You are asked to design the target data model and supporting pipeline for analytics use cases such as revenue reporting, appointment utilization, provider performance, and customer lifecycle analysis.
Scale Requirements
- Sources: PostgreSQL OLTP (~1,200 tables), Stripe API, Salesforce, S3 CSV partner feeds
- Volume: ~250M fact rows added per month, 4 TB compressed warehouse storage today
- Batch cadence: core models every 30 minutes; finance models hourly; full backfills on demand
- Latency target: source change to analytics-ready tables in < 45 minutes
- Consumers: 120 BI users, 25 scheduled dashboards, 15 downstream data products
Requirements
- Design a warehouse data model that separates raw, staging, and business-ready layers.
- Explain when you would use star schema, wide tables, or normalized intermediate models.
- Define how dimensions and facts should be modeled for appointments, invoices, payments, clinics, providers, and patients.

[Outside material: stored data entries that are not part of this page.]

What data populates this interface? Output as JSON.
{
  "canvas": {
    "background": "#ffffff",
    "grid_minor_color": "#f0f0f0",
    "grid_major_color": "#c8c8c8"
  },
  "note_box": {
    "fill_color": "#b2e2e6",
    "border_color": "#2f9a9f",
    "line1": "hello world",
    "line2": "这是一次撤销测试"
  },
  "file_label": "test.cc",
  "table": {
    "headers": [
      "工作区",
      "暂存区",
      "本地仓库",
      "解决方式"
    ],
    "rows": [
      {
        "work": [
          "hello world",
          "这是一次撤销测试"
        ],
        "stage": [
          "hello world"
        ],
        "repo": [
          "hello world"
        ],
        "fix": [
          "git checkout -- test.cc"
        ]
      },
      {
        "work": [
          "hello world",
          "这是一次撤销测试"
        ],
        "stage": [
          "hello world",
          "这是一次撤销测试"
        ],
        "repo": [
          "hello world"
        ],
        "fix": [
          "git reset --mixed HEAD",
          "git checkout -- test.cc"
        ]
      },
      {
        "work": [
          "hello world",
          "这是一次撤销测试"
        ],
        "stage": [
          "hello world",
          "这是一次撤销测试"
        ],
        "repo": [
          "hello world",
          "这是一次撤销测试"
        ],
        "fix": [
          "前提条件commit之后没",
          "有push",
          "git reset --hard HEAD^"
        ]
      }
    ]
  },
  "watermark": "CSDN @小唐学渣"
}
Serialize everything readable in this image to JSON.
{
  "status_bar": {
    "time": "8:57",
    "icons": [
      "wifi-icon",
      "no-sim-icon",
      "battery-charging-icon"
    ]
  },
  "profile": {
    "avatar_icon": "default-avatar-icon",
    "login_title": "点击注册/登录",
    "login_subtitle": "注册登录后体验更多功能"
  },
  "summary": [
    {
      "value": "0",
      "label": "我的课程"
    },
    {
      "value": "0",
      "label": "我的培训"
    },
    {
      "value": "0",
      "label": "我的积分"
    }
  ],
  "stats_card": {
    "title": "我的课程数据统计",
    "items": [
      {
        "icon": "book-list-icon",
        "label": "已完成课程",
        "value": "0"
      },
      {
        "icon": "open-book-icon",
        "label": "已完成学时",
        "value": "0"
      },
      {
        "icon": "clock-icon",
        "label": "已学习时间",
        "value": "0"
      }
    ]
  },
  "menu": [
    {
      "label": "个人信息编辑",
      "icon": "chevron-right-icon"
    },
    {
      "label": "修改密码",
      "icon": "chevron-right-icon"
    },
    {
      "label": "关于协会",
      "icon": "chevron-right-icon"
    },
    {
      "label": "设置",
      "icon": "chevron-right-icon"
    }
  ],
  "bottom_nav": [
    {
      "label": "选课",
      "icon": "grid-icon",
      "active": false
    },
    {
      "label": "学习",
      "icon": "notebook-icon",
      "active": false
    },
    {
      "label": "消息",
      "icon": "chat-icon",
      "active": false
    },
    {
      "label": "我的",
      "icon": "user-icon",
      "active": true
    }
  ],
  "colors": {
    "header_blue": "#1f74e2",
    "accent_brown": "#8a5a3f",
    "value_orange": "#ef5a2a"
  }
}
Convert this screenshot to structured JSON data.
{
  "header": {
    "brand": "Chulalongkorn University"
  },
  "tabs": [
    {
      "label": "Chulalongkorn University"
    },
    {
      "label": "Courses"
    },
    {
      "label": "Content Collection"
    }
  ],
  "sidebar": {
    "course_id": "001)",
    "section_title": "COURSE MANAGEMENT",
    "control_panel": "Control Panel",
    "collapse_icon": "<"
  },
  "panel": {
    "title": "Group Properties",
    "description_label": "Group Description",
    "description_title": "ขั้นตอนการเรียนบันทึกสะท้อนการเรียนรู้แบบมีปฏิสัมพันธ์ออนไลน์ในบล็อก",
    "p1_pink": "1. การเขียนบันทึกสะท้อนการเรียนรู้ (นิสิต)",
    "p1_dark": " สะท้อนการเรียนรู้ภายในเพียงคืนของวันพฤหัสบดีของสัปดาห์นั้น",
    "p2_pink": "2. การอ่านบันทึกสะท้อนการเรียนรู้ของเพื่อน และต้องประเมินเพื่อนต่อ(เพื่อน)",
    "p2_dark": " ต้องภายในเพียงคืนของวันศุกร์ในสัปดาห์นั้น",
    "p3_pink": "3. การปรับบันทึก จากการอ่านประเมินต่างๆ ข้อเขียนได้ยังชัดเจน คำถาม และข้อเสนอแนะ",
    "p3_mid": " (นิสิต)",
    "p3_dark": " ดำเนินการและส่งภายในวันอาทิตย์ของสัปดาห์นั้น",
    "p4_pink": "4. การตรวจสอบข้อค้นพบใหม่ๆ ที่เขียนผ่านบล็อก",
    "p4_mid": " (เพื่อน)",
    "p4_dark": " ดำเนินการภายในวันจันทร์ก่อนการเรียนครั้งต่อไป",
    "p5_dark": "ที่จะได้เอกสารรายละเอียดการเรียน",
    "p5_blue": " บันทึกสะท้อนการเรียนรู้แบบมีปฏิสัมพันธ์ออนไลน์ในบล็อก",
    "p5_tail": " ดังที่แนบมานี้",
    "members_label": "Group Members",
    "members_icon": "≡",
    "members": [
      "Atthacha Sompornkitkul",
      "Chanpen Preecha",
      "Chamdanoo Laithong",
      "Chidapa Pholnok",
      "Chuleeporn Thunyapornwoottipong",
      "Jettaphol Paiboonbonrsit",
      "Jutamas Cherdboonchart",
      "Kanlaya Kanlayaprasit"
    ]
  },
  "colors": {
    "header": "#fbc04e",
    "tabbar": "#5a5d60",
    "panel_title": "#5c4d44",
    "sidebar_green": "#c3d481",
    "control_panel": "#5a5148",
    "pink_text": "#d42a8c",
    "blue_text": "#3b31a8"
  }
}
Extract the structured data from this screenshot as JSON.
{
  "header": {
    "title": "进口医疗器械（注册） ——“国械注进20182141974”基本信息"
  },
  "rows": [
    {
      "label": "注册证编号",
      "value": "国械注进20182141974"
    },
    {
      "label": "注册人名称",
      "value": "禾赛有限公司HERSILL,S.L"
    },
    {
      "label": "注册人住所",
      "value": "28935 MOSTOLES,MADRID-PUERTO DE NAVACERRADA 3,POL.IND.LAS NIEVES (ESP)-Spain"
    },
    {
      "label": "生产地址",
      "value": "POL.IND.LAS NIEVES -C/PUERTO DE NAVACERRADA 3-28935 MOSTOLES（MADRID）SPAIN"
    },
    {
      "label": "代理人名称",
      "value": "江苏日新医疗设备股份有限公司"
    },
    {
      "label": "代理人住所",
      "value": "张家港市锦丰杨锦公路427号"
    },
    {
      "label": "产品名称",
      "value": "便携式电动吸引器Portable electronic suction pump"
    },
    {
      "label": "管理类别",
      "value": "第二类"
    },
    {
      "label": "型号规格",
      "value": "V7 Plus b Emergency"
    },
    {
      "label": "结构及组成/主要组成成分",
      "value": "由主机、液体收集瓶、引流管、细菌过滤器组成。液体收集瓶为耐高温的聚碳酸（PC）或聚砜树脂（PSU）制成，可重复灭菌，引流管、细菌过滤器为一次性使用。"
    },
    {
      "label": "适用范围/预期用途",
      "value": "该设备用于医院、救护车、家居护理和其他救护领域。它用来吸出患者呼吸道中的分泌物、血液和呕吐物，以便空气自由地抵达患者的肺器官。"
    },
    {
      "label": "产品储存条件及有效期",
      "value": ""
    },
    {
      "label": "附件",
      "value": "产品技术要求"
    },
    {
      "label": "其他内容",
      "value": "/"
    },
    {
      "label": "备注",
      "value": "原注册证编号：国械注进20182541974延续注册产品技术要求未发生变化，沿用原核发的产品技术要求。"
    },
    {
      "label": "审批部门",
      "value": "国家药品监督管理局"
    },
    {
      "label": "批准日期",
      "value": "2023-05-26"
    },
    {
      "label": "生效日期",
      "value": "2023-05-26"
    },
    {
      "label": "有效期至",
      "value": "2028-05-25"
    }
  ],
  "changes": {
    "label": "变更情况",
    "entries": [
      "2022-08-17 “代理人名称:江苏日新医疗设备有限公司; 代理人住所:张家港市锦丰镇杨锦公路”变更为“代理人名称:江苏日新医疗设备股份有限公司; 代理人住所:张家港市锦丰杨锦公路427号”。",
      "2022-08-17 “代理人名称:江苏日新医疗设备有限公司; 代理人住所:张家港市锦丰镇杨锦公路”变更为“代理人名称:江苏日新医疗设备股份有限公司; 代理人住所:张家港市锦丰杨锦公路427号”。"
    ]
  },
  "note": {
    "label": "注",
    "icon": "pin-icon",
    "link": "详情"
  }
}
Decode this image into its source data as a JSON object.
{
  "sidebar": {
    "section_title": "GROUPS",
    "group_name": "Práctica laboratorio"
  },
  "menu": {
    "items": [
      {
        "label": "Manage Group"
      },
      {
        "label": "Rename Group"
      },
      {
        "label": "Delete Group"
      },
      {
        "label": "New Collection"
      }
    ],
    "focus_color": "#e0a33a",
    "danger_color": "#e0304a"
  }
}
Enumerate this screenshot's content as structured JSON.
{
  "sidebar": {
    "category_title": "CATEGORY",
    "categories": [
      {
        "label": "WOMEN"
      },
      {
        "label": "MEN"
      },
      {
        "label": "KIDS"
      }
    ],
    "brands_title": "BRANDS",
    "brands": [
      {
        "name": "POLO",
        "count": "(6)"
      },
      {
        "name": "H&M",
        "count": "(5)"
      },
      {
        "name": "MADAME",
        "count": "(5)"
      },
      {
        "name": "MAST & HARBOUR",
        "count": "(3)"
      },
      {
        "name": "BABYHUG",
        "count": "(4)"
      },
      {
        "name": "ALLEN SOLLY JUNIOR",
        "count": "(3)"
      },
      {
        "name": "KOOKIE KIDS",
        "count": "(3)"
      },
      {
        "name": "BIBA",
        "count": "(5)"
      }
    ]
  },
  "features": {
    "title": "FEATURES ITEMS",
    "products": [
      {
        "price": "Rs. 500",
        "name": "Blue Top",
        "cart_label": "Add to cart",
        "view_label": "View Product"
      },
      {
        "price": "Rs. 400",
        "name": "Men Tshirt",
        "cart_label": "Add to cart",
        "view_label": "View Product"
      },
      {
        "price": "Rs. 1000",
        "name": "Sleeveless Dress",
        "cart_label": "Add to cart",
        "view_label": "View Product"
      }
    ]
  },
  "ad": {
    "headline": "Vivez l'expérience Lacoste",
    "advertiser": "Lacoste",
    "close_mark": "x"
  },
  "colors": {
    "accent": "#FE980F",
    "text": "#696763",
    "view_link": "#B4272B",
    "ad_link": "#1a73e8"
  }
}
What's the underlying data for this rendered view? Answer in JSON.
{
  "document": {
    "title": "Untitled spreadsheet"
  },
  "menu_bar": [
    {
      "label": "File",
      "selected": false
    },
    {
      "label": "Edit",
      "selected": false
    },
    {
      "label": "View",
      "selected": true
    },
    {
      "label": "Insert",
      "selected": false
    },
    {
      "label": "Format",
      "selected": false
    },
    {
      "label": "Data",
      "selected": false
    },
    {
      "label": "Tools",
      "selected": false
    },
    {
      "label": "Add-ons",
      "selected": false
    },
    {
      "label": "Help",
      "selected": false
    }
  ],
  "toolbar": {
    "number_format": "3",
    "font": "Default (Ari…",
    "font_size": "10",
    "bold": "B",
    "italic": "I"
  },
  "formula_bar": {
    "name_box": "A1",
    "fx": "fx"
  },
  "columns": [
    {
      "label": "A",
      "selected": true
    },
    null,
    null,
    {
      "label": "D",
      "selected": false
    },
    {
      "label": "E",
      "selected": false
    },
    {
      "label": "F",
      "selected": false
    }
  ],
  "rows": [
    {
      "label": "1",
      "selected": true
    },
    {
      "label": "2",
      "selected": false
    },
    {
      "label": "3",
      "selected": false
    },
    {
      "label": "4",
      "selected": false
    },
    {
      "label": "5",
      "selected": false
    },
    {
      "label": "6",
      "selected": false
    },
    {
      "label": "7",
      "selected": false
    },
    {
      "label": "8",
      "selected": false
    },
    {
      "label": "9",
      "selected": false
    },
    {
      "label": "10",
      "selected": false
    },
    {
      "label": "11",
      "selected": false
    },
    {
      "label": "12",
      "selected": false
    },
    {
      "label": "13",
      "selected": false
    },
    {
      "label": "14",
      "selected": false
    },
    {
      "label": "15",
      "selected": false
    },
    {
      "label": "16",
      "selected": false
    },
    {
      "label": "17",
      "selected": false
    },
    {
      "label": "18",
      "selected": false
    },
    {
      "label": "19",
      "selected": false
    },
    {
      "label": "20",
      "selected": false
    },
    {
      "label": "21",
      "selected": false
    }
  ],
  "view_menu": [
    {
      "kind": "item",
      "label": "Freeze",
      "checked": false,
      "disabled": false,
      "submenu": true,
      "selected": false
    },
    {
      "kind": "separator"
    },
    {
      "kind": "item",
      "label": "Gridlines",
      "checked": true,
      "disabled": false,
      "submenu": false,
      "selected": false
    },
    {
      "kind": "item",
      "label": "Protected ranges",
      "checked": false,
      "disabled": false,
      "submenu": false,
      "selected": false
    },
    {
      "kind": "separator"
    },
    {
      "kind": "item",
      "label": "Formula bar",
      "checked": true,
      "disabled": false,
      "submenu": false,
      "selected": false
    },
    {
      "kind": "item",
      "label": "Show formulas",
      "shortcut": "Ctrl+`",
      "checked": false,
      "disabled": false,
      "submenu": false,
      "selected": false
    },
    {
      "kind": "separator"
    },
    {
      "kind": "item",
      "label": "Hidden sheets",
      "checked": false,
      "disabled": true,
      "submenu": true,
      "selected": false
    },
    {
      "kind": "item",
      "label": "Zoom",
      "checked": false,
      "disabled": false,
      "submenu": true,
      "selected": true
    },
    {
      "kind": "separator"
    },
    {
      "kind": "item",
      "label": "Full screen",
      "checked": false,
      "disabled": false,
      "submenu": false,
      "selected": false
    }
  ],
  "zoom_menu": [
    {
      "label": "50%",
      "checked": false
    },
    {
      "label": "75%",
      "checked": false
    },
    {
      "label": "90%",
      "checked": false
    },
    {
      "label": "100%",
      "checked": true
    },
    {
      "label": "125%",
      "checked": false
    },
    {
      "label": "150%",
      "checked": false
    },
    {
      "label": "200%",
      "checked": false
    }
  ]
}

- Support slowly changing attributes for provider specialty, clinic region, and account owner changes.
- Ensure transformations are idempotent and can be rerun safely for partial failures or backfills.
- Include data quality checks for primary key uniqueness, referential integrity, null rates, and freshness.
- Describe orchestration, dependency management, and how model rebuilds are triggered after source loads.
- Provide a strategy for documenting lineage and making model semantics understandable to analysts.
Constraints
- Existing stack is AWS + Snowflake; avoid introducing more than one major new platform.
- Team size is 3 data engineers and 2 analytics engineers.
- HIPAA-sensitive fields must be masked or excluded from analytics models.
- Budget allows moderate Snowflake scaling, but full-table rebuilds every run are not acceptable.